CENTRIPETAL FORCE

Most people have heard of centripetal and centrifugal force. Though it may be somewhat difficult to keep track of which is which, chances are anyone who has heard of the two concepts remembers that one is the tendency of objects in rotation to move inward, and the other is the tendency of rotating objects to move outward. It may come as a surprise, then, to learn that there is no such thing, strictly speaking, as centrifugal (outward) force. There is only centripetal (inward) force and the inertia that makes objects in rotation under certain situations move outward, for example, a car making a turn, the movement of a roller coaster—even the spinning of a centrifuge.

Like many other principles in physics, centripetal force ultimately goes back to a few simple precepts relating to the basics of motion. Consider an object in uniform circular motion: an object moves around the center of a circle so that its speed is constant or unchanging.

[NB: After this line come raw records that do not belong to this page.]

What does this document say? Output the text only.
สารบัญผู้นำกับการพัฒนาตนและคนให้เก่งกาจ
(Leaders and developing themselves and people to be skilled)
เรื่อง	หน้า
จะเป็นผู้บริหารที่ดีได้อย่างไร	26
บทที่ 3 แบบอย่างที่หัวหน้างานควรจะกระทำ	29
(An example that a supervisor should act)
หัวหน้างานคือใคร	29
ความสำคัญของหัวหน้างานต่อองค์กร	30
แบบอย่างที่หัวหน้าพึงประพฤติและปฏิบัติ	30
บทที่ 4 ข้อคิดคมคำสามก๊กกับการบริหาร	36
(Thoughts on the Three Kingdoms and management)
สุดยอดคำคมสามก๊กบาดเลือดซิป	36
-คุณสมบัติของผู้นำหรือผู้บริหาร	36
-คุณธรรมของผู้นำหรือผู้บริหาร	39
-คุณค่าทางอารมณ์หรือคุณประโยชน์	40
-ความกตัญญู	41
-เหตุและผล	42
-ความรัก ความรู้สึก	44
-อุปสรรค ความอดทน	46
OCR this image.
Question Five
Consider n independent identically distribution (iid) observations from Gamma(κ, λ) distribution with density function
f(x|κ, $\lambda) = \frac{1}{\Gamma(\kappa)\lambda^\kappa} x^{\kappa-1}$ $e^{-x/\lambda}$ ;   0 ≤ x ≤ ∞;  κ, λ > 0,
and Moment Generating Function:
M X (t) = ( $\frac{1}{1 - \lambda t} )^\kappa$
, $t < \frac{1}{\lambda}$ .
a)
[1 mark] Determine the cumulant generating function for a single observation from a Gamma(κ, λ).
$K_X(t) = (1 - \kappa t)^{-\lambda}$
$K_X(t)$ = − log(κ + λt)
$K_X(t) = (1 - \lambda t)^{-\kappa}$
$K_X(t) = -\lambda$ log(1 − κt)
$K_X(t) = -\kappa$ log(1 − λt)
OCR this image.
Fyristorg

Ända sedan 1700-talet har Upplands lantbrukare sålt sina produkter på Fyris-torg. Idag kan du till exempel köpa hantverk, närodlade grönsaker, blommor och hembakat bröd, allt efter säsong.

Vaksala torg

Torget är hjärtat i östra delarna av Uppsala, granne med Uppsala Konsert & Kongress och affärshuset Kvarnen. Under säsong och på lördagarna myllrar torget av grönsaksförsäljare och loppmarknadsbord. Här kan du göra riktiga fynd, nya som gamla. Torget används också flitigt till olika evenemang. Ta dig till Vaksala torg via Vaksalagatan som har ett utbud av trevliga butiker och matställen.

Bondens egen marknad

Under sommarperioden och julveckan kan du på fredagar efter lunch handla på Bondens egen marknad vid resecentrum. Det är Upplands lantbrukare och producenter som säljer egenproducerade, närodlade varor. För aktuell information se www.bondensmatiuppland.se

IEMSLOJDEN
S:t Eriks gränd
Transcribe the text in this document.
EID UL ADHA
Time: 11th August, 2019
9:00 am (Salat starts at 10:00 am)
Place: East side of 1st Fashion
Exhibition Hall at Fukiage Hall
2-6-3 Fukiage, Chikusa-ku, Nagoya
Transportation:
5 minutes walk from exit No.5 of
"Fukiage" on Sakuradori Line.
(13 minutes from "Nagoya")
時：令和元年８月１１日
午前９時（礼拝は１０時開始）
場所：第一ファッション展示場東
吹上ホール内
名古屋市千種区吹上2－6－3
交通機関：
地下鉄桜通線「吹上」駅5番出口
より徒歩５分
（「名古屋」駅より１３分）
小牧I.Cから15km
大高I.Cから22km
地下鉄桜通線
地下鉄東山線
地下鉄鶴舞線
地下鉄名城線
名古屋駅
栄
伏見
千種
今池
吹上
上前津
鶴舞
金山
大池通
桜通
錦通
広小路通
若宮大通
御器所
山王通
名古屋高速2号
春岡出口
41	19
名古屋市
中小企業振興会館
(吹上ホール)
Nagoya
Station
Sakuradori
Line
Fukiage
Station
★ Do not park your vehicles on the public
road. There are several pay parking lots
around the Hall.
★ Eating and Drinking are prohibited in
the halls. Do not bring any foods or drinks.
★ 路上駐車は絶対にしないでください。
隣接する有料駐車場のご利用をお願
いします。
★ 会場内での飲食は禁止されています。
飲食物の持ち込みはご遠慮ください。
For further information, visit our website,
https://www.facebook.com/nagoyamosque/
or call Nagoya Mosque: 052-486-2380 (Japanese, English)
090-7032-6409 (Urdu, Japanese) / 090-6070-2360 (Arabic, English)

The formula for speed—or rather, average speed—is distance divided by time; hence, people say, for instance, "miles (or kilometers) per hour." In the case of an object making a circle, distance is equal to the circumference, or distance around, the circle. From geometry, we know that the formula for calculating the circumference of a circle is 2 π r, where r is the radius, or the distance from the circumference to the center. The figure π may be rendered as 3.141592 …, though in fact, it is an irrational number: the decimal figures continue forever without repetition or pattern.

From the above, it can be discerned that the formula for the average speed of an object moving around a circle is 2 π r divided by time. Furthermore, we can see that there is a proportional relationship between radius and average speed. If the radius of a circle is doubled, but an object at the circle's periphery makes one complete revolution in the same amount of time as before, this means that the average speed has doubled as well. This can be shown by setting up two circles, one with a radius of 2, the other with a radius of 4, and using some arbitrary period of time—say, 2 seconds.

The above conclusion carries with it an interesting implication with regard to speeds at different points along the radius of a circle. Rather than comparing two points moving around the circumferences of two different circles—one twice as big as the other—in the same period of time, these two points could be on the same circle: one at the periphery, and one exactly halfway along the radius. Assuming they both traveled a complete circle in the same period of time, the proportional relationship described earlier would apply. This means, then, that the further out on the circle one goes, the greater the average speed.